Saturday, May 30, 2026

Diesel Cars Drop to Just 3% of New Registrations in Belgium

Valyrian News Network 4 min read

Diesel Cars Drop to Just 3% of New Registrations in Belgium

Diesel vehicles now represent only 3% of new car registrations in Belgium, according to the latest data from FEBIAC, the Belgian Federation of the Automobile and Cycle Industry. The figure marks a stunning collapse from nearly 80% at diesel’s peak in 2018, as the country undergoes one of the fastest automotive energy transitions in Europe.

A Dramatic Decline

The decline has been swift and relentless. By March 2026, diesel’s share had fallen even further to just 2.3% of new car registrations, according to a FEBIAC press release. This represents a dramatic shift for a country where diesel once dominated the roads.

According to RTBF, the collapse was particularly rapid between 2017 and 2025. The Volkswagen “Dieselgate” scandal of 2015 severely damaged consumer trust, while increasingly strict Low Emission Zones (LEZ) in Brussels, Antwerp, and Ghent have progressively restricted older diesel vehicles from city centers.

“For a long time considered the ideal economic choice for high-mileage drivers, diesel is now undergoing a real transformation,” noted Jean-Marc Streel, the RTBF journalist who reported on the data.

Several factors have driven the decline. Belgium’s favorable diesel taxation — which once made the fuel significantly cheaper than gasoline — has been gradually eroded. The country’s company car culture, where nearly half of new registrations are corporate vehicles, has been a particularly powerful lever: tax incentives have been systematically shifted away from diesel toward electric and hybrid vehicles. Automakers have also reduced their diesel offerings, reallocating research and development investment toward electrified powertrains.

What Is Replacing Diesel?

Electrified vehicles now dominate the Belgian new car market. Battery electric vehicles (BEVs) accounted for 34.7% of new registrations in 2025, with 143,849 units sold, according to the FEBIAC annual market analysis. Together, hybrid and electric vehicles totaled 55.6% of the market.

Gasoline remains the most popular choice among private buyers at 40.6% of new registrations, while hybrids — offering a compromise between combustion engines and full electrification — continue to gain ground. Across Europe, hybrids now represent nearly 39% of the market in 2026, according to ACEA data cited by RTBF.
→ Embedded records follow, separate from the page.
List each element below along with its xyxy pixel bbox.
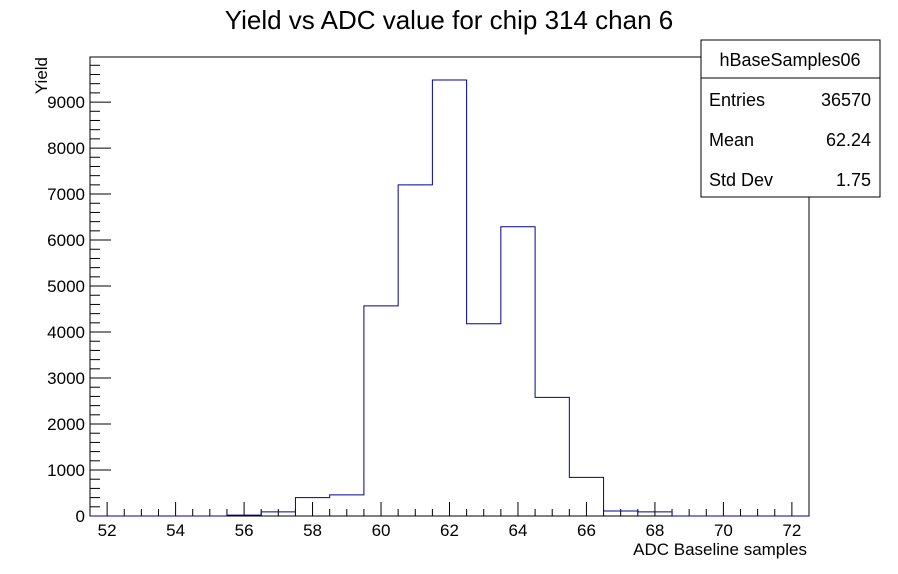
x-axis-title: ADC Baseline samples <box>633 540 807 559</box>
x-tick-label: 64 <box>509 521 528 540</box>
x-tick-label: 60 <box>372 521 391 540</box>
x-tick-label: 52 <box>98 521 117 540</box>
x-tick-label: 56 <box>235 521 254 540</box>
stats-box-name: hBaseSamples06 <box>719 50 860 70</box>
y-tick-label: 8000 <box>47 139 85 158</box>
stats-stddev-label: Std Dev <box>709 170 773 190</box>
y-tick-label: 9000 <box>47 93 85 112</box>
x-tick-label: 58 <box>303 521 322 540</box>
stats-entries-value: 36570 <box>821 90 871 110</box>
y-tick-label: 7000 <box>47 185 85 204</box>
y-tick-label: 0 <box>76 507 85 526</box>
y-tick-label: 4000 <box>47 323 85 342</box>
x-tick-label: 68 <box>645 521 664 540</box>
stats-box: hBaseSamples06 Entries 36570 Mean 62.24 … <box>700 39 881 198</box>
y-tick-label: 3000 <box>47 369 85 388</box>
x-tick-label: 70 <box>714 521 733 540</box>
y-tick-label: 2000 <box>47 415 85 434</box>
x-tick-label: 54 <box>166 521 185 540</box>
x-tick-label: 62 <box>440 521 459 540</box>
x-axis: 52 54 56 58 60 62 64 66 68 70 72 <box>98 502 801 540</box>
stats-entries-label: Entries <box>709 90 765 110</box>
y-tick-label: 6000 <box>47 231 85 250</box>
stats-box-frame <box>700 39 881 198</box>
y-tick-label: 1000 <box>47 461 85 480</box>
x-tick-label: 66 <box>577 521 596 540</box>
y-tick-label: 5000 <box>47 277 85 296</box>
y-axis-title: Yield <box>32 57 51 94</box>
y-axis: 0 1000 2000 3000 4000 5000 6000 7000 8000 9000 <box>47 64 111 526</box>
stats-mean-value: 62.24 <box>826 130 871 150</box>
chart-title: Yield vs ADC value for chip 314 chan 6 <box>225 5 674 35</box>
stats-stddev-value: 1.75 <box>836 170 871 190</box>
x-tick-label: 72 <box>782 521 801 540</box>
histogram-series-line <box>90 79 809 517</box>
stats-mean-label: Mean <box>709 130 754 150</box>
Diesel Still Dominant in Commercial Vehicles

Despite its collapse in the passenger car market, diesel remains essential for commercial vehicles. Over 80% of new vans sold in Europe still run on diesel. In Belgium, diesel represents 85.4% of light commercial vehicle registrations in early 2026, as reported by Vroom.be.

This split highlights a key challenge: while passenger cars can transition to electric powertrains relatively quickly, commercial vehicles face greater hurdles due to range requirements, payload constraints, and charging infrastructure limitations.

The Existing Fleet

As of the end of 2025, the Belgian car fleet stood at 6,069,957 vehicles. Diesel still accounts for 1,583,923 units — roughly one in four cars on the road. However, this share is declining rapidly as older diesel vehicles are phased out and replacement parts and servicing become less economical.
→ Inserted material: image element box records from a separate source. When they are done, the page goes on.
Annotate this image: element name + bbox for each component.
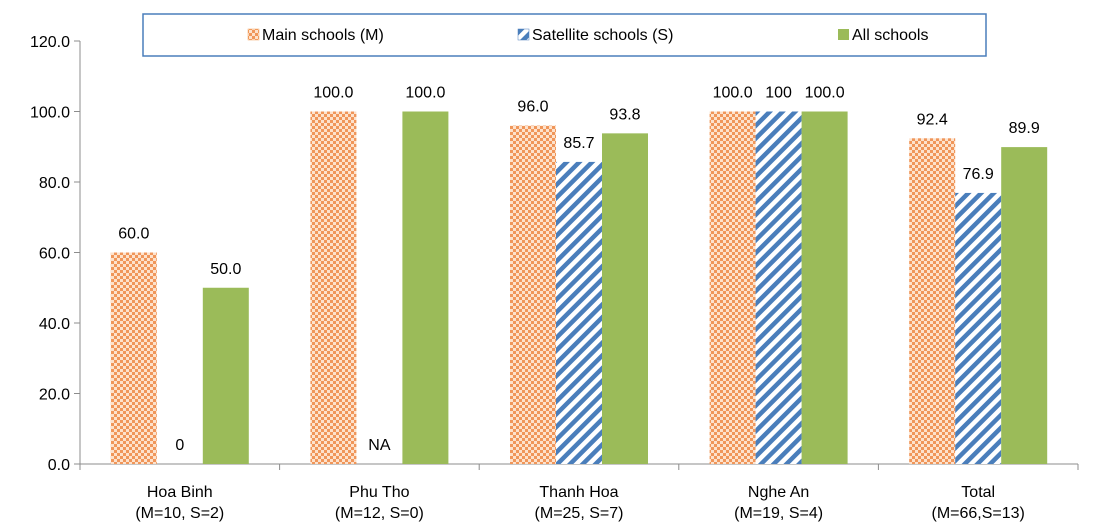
data-label: 100.0 bbox=[405, 85, 445, 102]
bar bbox=[801, 111, 848, 464]
data-label: 85.7 bbox=[563, 135, 594, 152]
x-tick-label: Phu Tho bbox=[349, 484, 409, 501]
bar bbox=[709, 111, 756, 464]
legend-label: Main schools (M) bbox=[262, 27, 384, 44]
bar bbox=[909, 138, 956, 465]
data-label: 60.0 bbox=[118, 226, 149, 243]
x-tick-sublabel: (M=10, S=2) bbox=[135, 505, 224, 522]
x-tick-label: Hoa Binh bbox=[147, 484, 213, 501]
bar bbox=[1001, 147, 1048, 465]
x-axis: Hoa Binh (M=10, S=2) Phu Tho (M=12, S=0) Tha… bbox=[79, 463, 1079, 522]
y-tick-label: 40.0 bbox=[39, 316, 70, 333]
bar bbox=[202, 287, 249, 464]
bar bbox=[556, 161, 602, 464]
data-label: 0 bbox=[175, 437, 184, 454]
y-tick-label: 60.0 bbox=[39, 246, 70, 263]
y-tick-label: 100.0 bbox=[30, 105, 70, 122]
y-tick-label: 0.0 bbox=[48, 457, 70, 474]
y-tick-label: 120.0 bbox=[30, 34, 70, 51]
data-label: 93.8 bbox=[609, 106, 640, 123]
bars bbox=[110, 111, 1048, 465]
bar bbox=[602, 133, 648, 465]
x-tick-label: Total bbox=[961, 484, 995, 501]
y-axis: 0.0 20.0 40.0 60.0 80.0 100.0 120.0 bbox=[30, 34, 81, 474]
x-tick-sublabel: (M=66,S=13) bbox=[932, 505, 1025, 522]
data-label: 100.0 bbox=[313, 85, 353, 102]
data-label: 100 bbox=[765, 85, 792, 102]
y-tick-label: 20.0 bbox=[39, 387, 70, 404]
data-label: 50.0 bbox=[210, 261, 241, 278]
bar bbox=[110, 252, 157, 464]
legend-label: Satellite schools (S) bbox=[532, 27, 673, 44]
bar bbox=[755, 111, 802, 464]
x-tick-sublabel: (M=25, S=7) bbox=[535, 505, 624, 522]
data-label: 76.9 bbox=[963, 166, 994, 183]
legend-swatch bbox=[517, 28, 530, 41]
x-tick-label: Nghe An bbox=[748, 484, 809, 501]
x-tick-label: Thanh Hoa bbox=[539, 484, 618, 501]
data-label: 89.9 bbox=[1009, 120, 1040, 137]
data-label: 92.4 bbox=[917, 111, 948, 128]
bar bbox=[955, 192, 1002, 465]
bar bbox=[402, 111, 449, 464]
data-label: 100.0 bbox=[713, 85, 753, 102]
legend-swatch bbox=[247, 28, 260, 41]
legend: Main schools (M) Satellite schools (S) All… bbox=[142, 13, 987, 57]
data-label: 100.0 bbox=[805, 85, 845, 102]
legend-swatch bbox=[838, 29, 849, 40]
data-label: NA bbox=[368, 437, 391, 454]
x-tick-sublabel: (M=19, S=4) bbox=[734, 505, 823, 522]
x-tick-sublabel: (M=12, S=0) bbox=[335, 505, 424, 522]
data-label: 96.0 bbox=[517, 99, 548, 116]
data-labels: 60.0 100.0 96.0 100.0 92.4 0 NA 85.7 100 76.9 50.0… bbox=[118, 85, 1040, 455]
bar bbox=[510, 125, 556, 464]
bar bbox=[310, 111, 357, 464]
y-tick-label: 80.0 bbox=[39, 175, 70, 192]
legend-label: All schools bbox=[852, 27, 928, 44]
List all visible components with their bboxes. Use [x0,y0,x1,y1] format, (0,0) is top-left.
What Lies Ahead for Diesel?

David Leclercq, an automotive journalist at GoCar.be, offered a blunt assessment: “The future of diesel no longer depends on engineers or motorists, but on politicians.”

One potential lifeline is HVO100, a synthetic diesel fuel produced from waste residues that can reduce lifecycle CO₂ emissions by up to 90%, while also lowering fine particle emissions by 33% and nitrogen oxides by 9%. However, adoption remains limited — only about 34 stations in Belgium offer it, primarily in Flanders, at a price of approximately €3.26 per liter. Without tax incentives and broader political support, its impact is likely to remain marginal.
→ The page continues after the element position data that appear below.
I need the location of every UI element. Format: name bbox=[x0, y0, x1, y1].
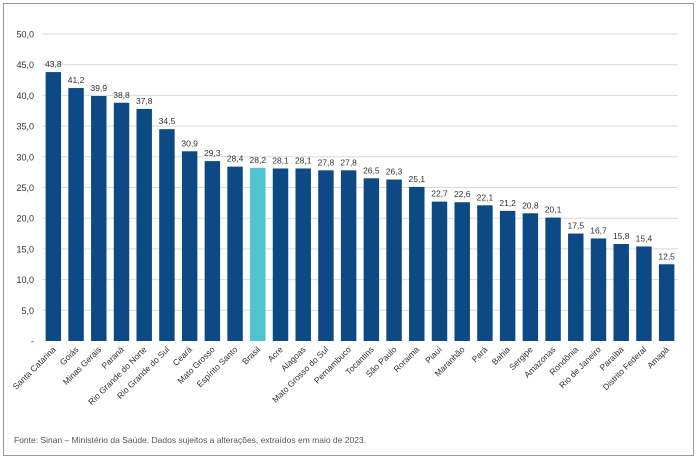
data-label: 22,6 bbox=[454, 189, 471, 199]
bar bbox=[568, 233, 584, 341]
bar bbox=[431, 201, 448, 341]
figure-frame: - 5,0 10,0 15,0 20,0 25,0 30,0 35,0 40,0 45,0 50,0… bbox=[3, 3, 694, 456]
bar bbox=[499, 210, 516, 341]
bar bbox=[386, 179, 402, 341]
data-label: 41,2 bbox=[68, 75, 85, 85]
bar bbox=[363, 178, 380, 341]
y-tick-label: 50,0 bbox=[16, 30, 34, 40]
bar bbox=[159, 129, 175, 341]
data-label: 30,9 bbox=[181, 138, 198, 148]
data-label: 20,8 bbox=[522, 200, 539, 210]
x-tick-label: Santa Catarina bbox=[11, 344, 58, 391]
data-label: 21,2 bbox=[499, 198, 516, 208]
y-tick-label: - bbox=[31, 337, 34, 347]
y-tick-label: 30,0 bbox=[16, 152, 34, 162]
data-label: 12,5 bbox=[658, 251, 675, 261]
bar bbox=[636, 246, 652, 341]
data-label: 29,3 bbox=[204, 148, 221, 158]
bar bbox=[204, 161, 221, 341]
bar bbox=[295, 168, 311, 341]
y-tick-label: 45,0 bbox=[16, 60, 34, 70]
bar bbox=[68, 88, 84, 341]
bar bbox=[340, 170, 357, 341]
bar bbox=[136, 108, 152, 342]
data-label: 28,2 bbox=[250, 155, 267, 165]
bar bbox=[545, 217, 561, 341]
bar bbox=[454, 202, 470, 341]
bar bbox=[613, 243, 629, 341]
bar bbox=[227, 166, 243, 341]
bar bbox=[590, 238, 607, 341]
y-tick-label: 15,0 bbox=[16, 244, 34, 254]
data-label: 22,7 bbox=[431, 189, 448, 199]
data-label: 43,8 bbox=[45, 59, 62, 69]
bar-chart: - 5,0 10,0 15,0 20,0 25,0 30,0 35,0 40,0 45,0 50,0… bbox=[11, 30, 678, 407]
bar bbox=[522, 213, 539, 341]
bar bbox=[658, 264, 675, 341]
bar bbox=[45, 72, 62, 342]
bar bbox=[113, 102, 130, 341]
source-note: Fonte: Sinan – Ministério da Saúde. Dado… bbox=[14, 435, 367, 445]
x-tick-label: Brasil bbox=[240, 344, 262, 366]
y-tick-label: 5,0 bbox=[21, 306, 34, 316]
data-label: 15,8 bbox=[613, 231, 630, 241]
x-tick-label: Acre bbox=[265, 344, 285, 364]
x-tick-label: Roraima bbox=[391, 344, 421, 374]
bar bbox=[181, 151, 198, 341]
data-label: 27,8 bbox=[318, 157, 335, 167]
x-tick-label: Amapá bbox=[645, 344, 671, 370]
bar bbox=[250, 167, 266, 341]
data-label: 34,5 bbox=[159, 116, 176, 126]
data-label: 22,1 bbox=[477, 192, 494, 202]
data-label: 20,1 bbox=[545, 205, 562, 215]
data-label: 26,3 bbox=[386, 167, 403, 177]
data-label: 27,8 bbox=[340, 157, 357, 167]
data-label: 26,5 bbox=[363, 165, 380, 175]
y-tick-label: 40,0 bbox=[16, 91, 34, 101]
bar bbox=[318, 170, 334, 341]
y-tick-label: 20,0 bbox=[16, 214, 34, 224]
x-tick-label: Pará bbox=[470, 344, 490, 364]
data-label: 39,9 bbox=[91, 83, 108, 93]
bar bbox=[272, 168, 289, 341]
data-label: 17,5 bbox=[568, 221, 585, 231]
data-label: 16,7 bbox=[590, 225, 607, 235]
bar bbox=[91, 96, 107, 341]
data-label: 37,8 bbox=[136, 96, 153, 106]
data-label: 28,1 bbox=[295, 155, 312, 165]
y-tick-label: 25,0 bbox=[16, 183, 34, 193]
data-label: 25,1 bbox=[409, 174, 426, 184]
data-label: 38,8 bbox=[113, 90, 130, 100]
y-tick-label: 35,0 bbox=[16, 122, 34, 132]
bar bbox=[409, 186, 425, 341]
data-label: 28,1 bbox=[272, 155, 289, 165]
y-tick-label: 10,0 bbox=[16, 275, 34, 285]
data-label: 28,4 bbox=[227, 154, 244, 164]
data-label: 15,4 bbox=[636, 233, 653, 243]
bar bbox=[477, 205, 493, 341]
On the used car market, the effects are already visible. Diesel accounted for just 26% of second-hand sales in 2025, down from 30.6% in 2024, as buyers grow wary of future restrictions and declining resale values. Owners of the 1.58 million diesel vehicles still on Belgian roads face an increasingly uncertain outlook as LEZ boundaries expand and servicing costs rise.

Belgium’s rapid diesel decline — from 80% to 3% in roughly eight years — positions the country as a bellwether for the energy transition in transportation. The shift has been accelerated by Belgium’s unique company car culture, where nearly 50% of new registrations are corporate vehicles, making tax policy an especially powerful lever for change.

The Bottom Line

Diesel’s near-complete disappearance from the Belgian new car market represents a fundamental shift in mobility. While the fuel will likely persist in commercial vehicles and niche applications, its era as a mainstream passenger car choice is effectively over. The question now is not whether diesel will recover, but how quickly the remaining 1.58 million diesel vehicles on Belgian roads will be replaced — and what will power them.